한빛사논문
June-Ho Kim1,2,3*, Danielle R. Fine2,4, Lily Li2,5, Simeon D. Kimmel6,7, Long H. Ngo2,8, Joji Suzuki2,9, Christin N. Price2,10, Matthew V. Ronan11, Shoshana J. Herzig2,8
1 Division of General Internal Medicine and Primary Care, Department of Medicine, Brigham and Women’s Hospital, Boston, Massachusetts, United States of America, 2 Harvard Medical School, Boston, Massachusetts, United States of America, 3 Ariadne Labs, Brigham and Women’s Hospital and Harvard T.H. Chan School of Public Health, Boston, Massachusetts, United States of America, 4 Division of General Internal Medicine, Department of Medicine, Massachusetts General Hospital, Boston, Massachusetts, United States of America, 5 Division of Rheumatology, Immunology and Allergy, Department of Medicine, Brigham and Women’s Hospital, Boston, Massachusetts, United States of America, 6 Section of Infectious Diseases, Department of Medicine, Boston Medical Center, Boston, Massachusetts, United States of America, 7 Section of General Internal Medicine, Department of Medicine, Boston Medical Center, Boston, Massachusetts, United States of America, 8 Division of General Medicine, Department of Medicine, Beth Israel Deaconess Medical Center, Boston, Massachusetts, United States of America, 9 Department of Psychiatry, Brigham and Women’s Hospital, Boston, Massachusetts, United States of America, 10 Brigham and Women’s Physicians Organization, Brigham and Women’s Hospital, Boston, Massachusetts, United States of America, 11 Department of Medicine, West Roxbury VA Medical Center, Veterans Affairs Boston Healthcare System, Boston, Massachusetts, United States of America
*Corresponding author
Abstract
Background
Patients with opioid use disorder (OUD) who are hospitalized for serious infections requiring prolonged intravenous antibiotics may face barriers to discharge, which could prolong hospital length of stay (LOS) and increase financial burden.
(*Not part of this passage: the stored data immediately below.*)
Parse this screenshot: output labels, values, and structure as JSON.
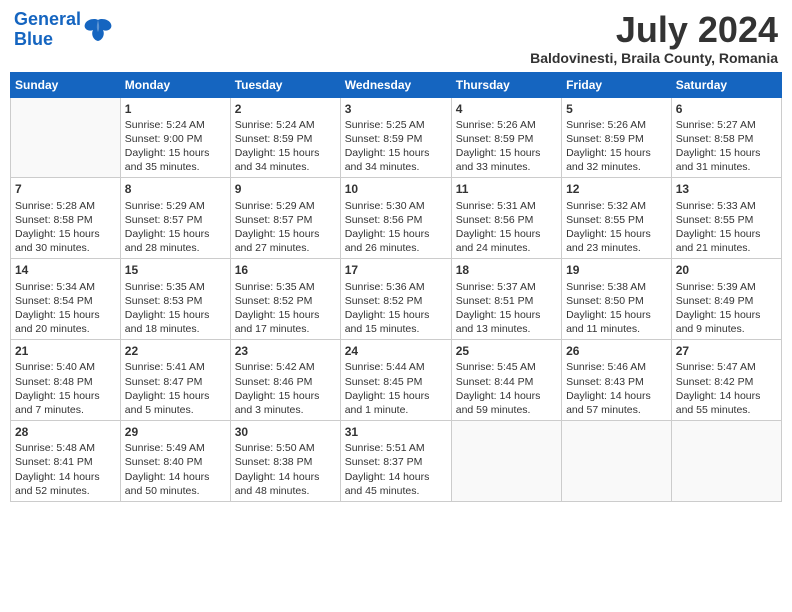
{
  "header": {
    "logo_line1": "General",
    "logo_line2": "Blue",
    "title": "July 2024",
    "subtitle": "Baldovinesti, Braila County, Romania"
  },
  "calendar": {
    "days_of_week": [
      "Sunday",
      "Monday",
      "Tuesday",
      "Wednesday",
      "Thursday",
      "Friday",
      "Saturday"
    ],
    "weeks": [
      [
        {
          "day": "",
          "info": ""
        },
        {
          "day": "1",
          "info": "Sunrise: 5:24 AM\nSunset: 9:00 PM\nDaylight: 15 hours\nand 35 minutes."
        },
        {
          "day": "2",
          "info": "Sunrise: 5:24 AM\nSunset: 8:59 PM\nDaylight: 15 hours\nand 34 minutes."
        },
        {
          "day": "3",
          "info": "Sunrise: 5:25 AM\nSunset: 8:59 PM\nDaylight: 15 hours\nand 34 minutes."
        },
        {
          "day": "4",
          "info": "Sunrise: 5:26 AM\nSunset: 8:59 PM\nDaylight: 15 hours\nand 33 minutes."
        },
        {
          "day": "5",
          "info": "Sunrise: 5:26 AM\nSunset: 8:59 PM\nDaylight: 15 hours\nand 32 minutes."
        },
        {
          "day": "6",
          "info": "Sunrise: 5:27 AM\nSunset: 8:58 PM\nDaylight: 15 hours\nand 31 minutes."
        }
      ],
      [
        {
          "day": "7",
          "info": "Sunrise: 5:28 AM\nSunset: 8:58 PM\nDaylight: 15 hours\nand 30 minutes."
        },
        {
          "day": "8",
          "info": "Sunrise: 5:29 AM\nSunset: 8:57 PM\nDaylight: 15 hours\nand 28 minutes."
        },
        {
          "day": "9",
          "info": "Sunrise: 5:29 AM\nSunset: 8:57 PM\nDaylight: 15 hours\nand 27 minutes."
        },
        {
          "day": "10",
          "info": "Sunrise: 5:30 AM\nSunset: 8:56 PM\nDaylight: 15 hours\nand 26 minutes."
        },
        {
          "day": "11",
          "info": "Sunrise: 5:31 AM\nSunset: 8:56 PM\nDaylight: 15 hours\nand 24 minutes."
        },
        {
          "day": "12",
          "info": "Sunrise: 5:32 AM\nSunset: 8:55 PM\nDaylight: 15 hours\nand 23 minutes."
        },
        {
          "day": "13",
          "info": "Sunrise: 5:33 AM\nSunset: 8:55 PM\nDaylight: 15 hours\nand 21 minutes."
        }
      ],
      [
        {
          "day": "14",
          "info": "Sunrise: 5:34 AM\nSunset: 8:54 PM\nDaylight: 15 hours\nand 20 minutes."
        },
        {
          "day": "15",
          "info": "Sunrise: 5:35 AM\nSunset: 8:53 PM\nDaylight: 15 hours\nand 18 minutes."
        },
        {
          "day": "16",
          "info": "Sunrise: 5:35 AM\nSunset: 8:52 PM\nDaylight: 15 hours\nand 17 minutes."
        },
        {
          "day": "17",
          "info": "Sunrise: 5:36 AM\nSunset: 8:52 PM\nDaylight: 15 hours\nand 15 minutes."
        },
        {
          "day": "18",
          "info": "Sunrise: 5:37 AM\nSunset: 8:51 PM\nDaylight: 15 hours\nand 13 minutes."
        },
        {
          "day": "19",
          "info": "Sunrise: 5:38 AM\nSunset: 8:50 PM\nDaylight: 15 hours\nand 11 minutes."
        },
        {
          "day": "20",
          "info": "Sunrise: 5:39 AM\nSunset: 8:49 PM\nDaylight: 15 hours\nand 9 minutes."
        }
      ],
      [
        {
          "day": "21",
          "info": "Sunrise: 5:40 AM\nSunset: 8:48 PM\nDaylight: 15 hours\nand 7 minutes."
        },
        {
          "day": "22",
          "info": "Sunrise: 5:41 AM\nSunset: 8:47 PM\nDaylight: 15 hours\nand 5 minutes."
        },
        {
          "day": "23",
          "info": "Sunrise: 5:42 AM\nSunset: 8:46 PM\nDaylight: 15 hours\nand 3 minutes."
        },
        {
          "day": "24",
          "info": "Sunrise: 5:44 AM\nSunset: 8:45 PM\nDaylight: 15 hours\nand 1 minute."
        },
        {
          "day": "25",
          "info": "Sunrise: 5:45 AM\nSunset: 8:44 PM\nDaylight: 14 hours\nand 59 minutes."
        },
        {
          "day": "26",
          "info": "Sunrise: 5:46 AM\nSunset: 8:43 PM\nDaylight: 14 hours\nand 57 minutes."
        },
        {
          "day": "27",
          "info": "Sunrise: 5:47 AM\nSunset: 8:42 PM\nDaylight: 14 hours\nand 55 minutes."
        }
      ],
      [
        {
          "day": "28",
          "info": "Sunrise: 5:48 AM\nSunset: 8:41 PM\nDaylight: 14 hours\nand 52 minutes."
        },
        {
          "day": "29",
          "info": "Sunrise: 5:49 AM\nSunset: 8:40 PM\nDaylight: 14 hours\nand 50 minutes."
        },
        {
          "day": "30",
          "info": "Sunrise: 5:50 AM\nSunset: 8:38 PM\nDaylight: 14 hours\nand 48 minutes."
        },
        {
          "day": "31",
          "info": "Sunrise: 5:51 AM\nSunset: 8:37 PM\nDaylight: 14 hours\nand 45 minutes."
        },
        {
          "day": "",
          "info": ""
        },
        {
          "day": "",
          "info": ""
        },
        {
          "day": "",
          "info": ""
        }
      ]
    ]
  }
}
We investigated differences in LOS, discharge disposition, and charges between hospitalizations for serious infections in patients with and without OUD.
Methods and findings
We utilized the 2016 National Inpatient Sample—a nationally representative database of all discharges from US acute care hospitals. The population of interest was all hospitalizations for infective endocarditis, epidural abscess, septic arthritis, or osteomyelitis. The exposure was OUD, and the primary outcome was LOS until discharge, assessed by using a competing risks analysis to estimate adjusted hazard ratios (aHRs). Adjusted odds ratio (aOR) of discharge disposition and adjusted differences in hospital charges were also reported. Of 95,470 estimated hospitalizations for serious infections (infective endocarditis, epidural abscess, septic arthritis, and osteomyelitis), the mean age was 49 years and 35% were female. 46% had Medicare (government-based insurance coverage for people age 65+ years), and 70% were non-Hispanic white. After adjustment for potential confounders, OUD was associated with a lower probability of discharge at any given LOS (aHR 0.61; 95% CI 0.59–0.63; p < 0.001). OUD was also associated with lower odds of discharge to home (aOR 0.38; 95% CI 0.33–0.43; p < 0.001) and higher odds of discharge to a post-acute care facility (aOR 1.85; 95% CI 1.57–2.17; p < 0.001) or patient-directed discharge (also referred to as “discharge against medical advice”) (aOR 3.47; 95% CI 2.80–4.29; p < 0.001). There was no significant difference in average total hospital charges, though daily hospital charges were significantly lower for patients with OUD. Limitations include the potential for unmeasured confounders and the use of billing codes to identify cohorts.
Conclusions
Our findings suggest that among hospitalizations for some serious infections, those involving patients with OUD were associated with longer LOS, higher odds of discharge to post-acute care facilities or patient-directed discharge, and similar total hospital charges, despite lower daily charges. These findings highlight opportunities to improve care for patients with OUD hospitalized with serious infections, and to reduce the growing associated costs.